I have a simple proposal. From now on, any copywriter caught using the word ‘passionate’ may – in fact, must – be openly mocked.
(And made to wear a dunce’s hat. And chained up in a public place and pelted with over-ripe fruit. With the whole thing live-streamed around the world, as a warning to others.)
Admittedly, it might seem a touch extreme, but it’s for the good of our industry. How else can our community finally move away from a word that has frankly been stinking the place out for years?
‘Passionate’ is a sure sign of crap copy. Here’s why
“Don’t tell me you’re funny; tell me a joke.”
Like honesty, approachability and expertise, passion isn’t something you talk about – it’s something you prove. Good copywriters show, and don’t tell; if we’re reduced to writing about passion, we’ve already failed.
If the client really does have a level of emotional intensity about a subject, let’s convey that in voice and tone, the kinds of content they offer and the stories they share.
Talk is cheap – so nudge clients away from saying they’re ‘passionate’, towards acting in a way that makes it obvious how they feel.
It’s utterly meaningless anyway
Want a fun way to kill five minutes? Check Google for some of the 61.8 million things (yes, really) companies claim to be passionate about.
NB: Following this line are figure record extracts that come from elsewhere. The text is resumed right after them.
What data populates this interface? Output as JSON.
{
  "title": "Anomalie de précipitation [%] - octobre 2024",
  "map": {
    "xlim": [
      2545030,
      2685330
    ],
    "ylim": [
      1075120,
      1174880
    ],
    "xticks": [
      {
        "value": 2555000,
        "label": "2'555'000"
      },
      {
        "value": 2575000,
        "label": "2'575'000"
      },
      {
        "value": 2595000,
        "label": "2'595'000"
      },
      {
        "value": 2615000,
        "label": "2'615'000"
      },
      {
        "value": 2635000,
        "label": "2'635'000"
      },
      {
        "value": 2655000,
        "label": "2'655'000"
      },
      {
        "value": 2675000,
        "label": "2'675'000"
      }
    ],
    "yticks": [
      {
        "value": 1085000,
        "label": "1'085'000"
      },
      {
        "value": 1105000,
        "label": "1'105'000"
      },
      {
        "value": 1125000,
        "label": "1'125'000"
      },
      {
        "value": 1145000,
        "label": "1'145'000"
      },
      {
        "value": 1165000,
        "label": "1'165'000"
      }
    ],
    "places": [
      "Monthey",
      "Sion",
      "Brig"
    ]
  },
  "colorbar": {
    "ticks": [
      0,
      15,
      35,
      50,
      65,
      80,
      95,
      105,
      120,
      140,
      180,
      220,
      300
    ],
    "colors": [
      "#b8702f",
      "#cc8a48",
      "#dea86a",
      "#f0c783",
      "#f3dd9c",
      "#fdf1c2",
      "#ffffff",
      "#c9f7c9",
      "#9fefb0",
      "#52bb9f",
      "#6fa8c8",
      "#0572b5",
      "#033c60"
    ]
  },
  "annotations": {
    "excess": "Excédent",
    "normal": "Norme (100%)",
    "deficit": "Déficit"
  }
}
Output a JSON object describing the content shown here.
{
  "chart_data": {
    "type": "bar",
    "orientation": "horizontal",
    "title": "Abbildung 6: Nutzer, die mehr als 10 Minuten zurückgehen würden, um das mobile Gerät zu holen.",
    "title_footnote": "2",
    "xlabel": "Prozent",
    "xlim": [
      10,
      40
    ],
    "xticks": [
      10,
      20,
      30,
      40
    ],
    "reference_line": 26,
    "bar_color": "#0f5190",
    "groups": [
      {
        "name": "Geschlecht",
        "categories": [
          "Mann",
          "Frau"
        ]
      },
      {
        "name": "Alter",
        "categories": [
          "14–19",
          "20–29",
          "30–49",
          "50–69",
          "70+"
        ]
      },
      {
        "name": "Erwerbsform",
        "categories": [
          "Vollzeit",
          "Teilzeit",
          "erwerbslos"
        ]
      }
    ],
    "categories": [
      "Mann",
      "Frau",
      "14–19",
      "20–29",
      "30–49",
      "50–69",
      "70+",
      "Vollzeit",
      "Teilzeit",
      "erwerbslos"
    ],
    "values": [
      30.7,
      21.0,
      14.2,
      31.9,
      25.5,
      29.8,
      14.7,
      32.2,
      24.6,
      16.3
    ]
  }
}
“We are passionate about networking and communications.”
“We are passionate about sandwiches.”
“We are passionate about pipe elbows.”
I’m sorry; that’s bullshit. You know it, I know it, and – more to the point – your customers know it, too.
We’ve reached the point where ‘passionate about’ is so ubiquitous, such an unconscious tic in corporate language, that it simply doesn’t mean anything any more. It has no power to surprise. To convince. To raise an eyebrow.
Words have a hype cycle
All this is only natural: the more often we writers see a word around, the faster it comes to mind when we’re writing our own copy, so usage snowballs.
Soon enough, the word’s everywhere. It gets overused and stale. (Surely we’ve reached peak ‘artisan’ now; hopefully ‘iconic’ or the verb ‘experience’ will be next.)
But that’s not the end. A word can become so tiresome – and so rarely sincere – it begins to harm credibility. And that’s where ‘passionate’ is now: approaching ‘we are committed to…’ levels of shifty buzzword shiteness.
So let’s stop using it
Here’s the good news: as copywriters, we can make a difference.
If we choose, we can take the lead, and release ‘passionate’ back into its natural environment, giving it space to graze, recuperate and – who knows – maybe one day rejoin the herd of perfectly good words in a copywriter’s reserve.
But it’ll take courage, and determination. After all, our clients like ‘passionate’; they’re comfortable with it. So we need to push back, to explain, to inspire them with better alternatives.
If they’re dead set on talking about how very much they care, then let’s find a stronger, less clichéd way to say it.
But better still, let’s help them to show that passion instead.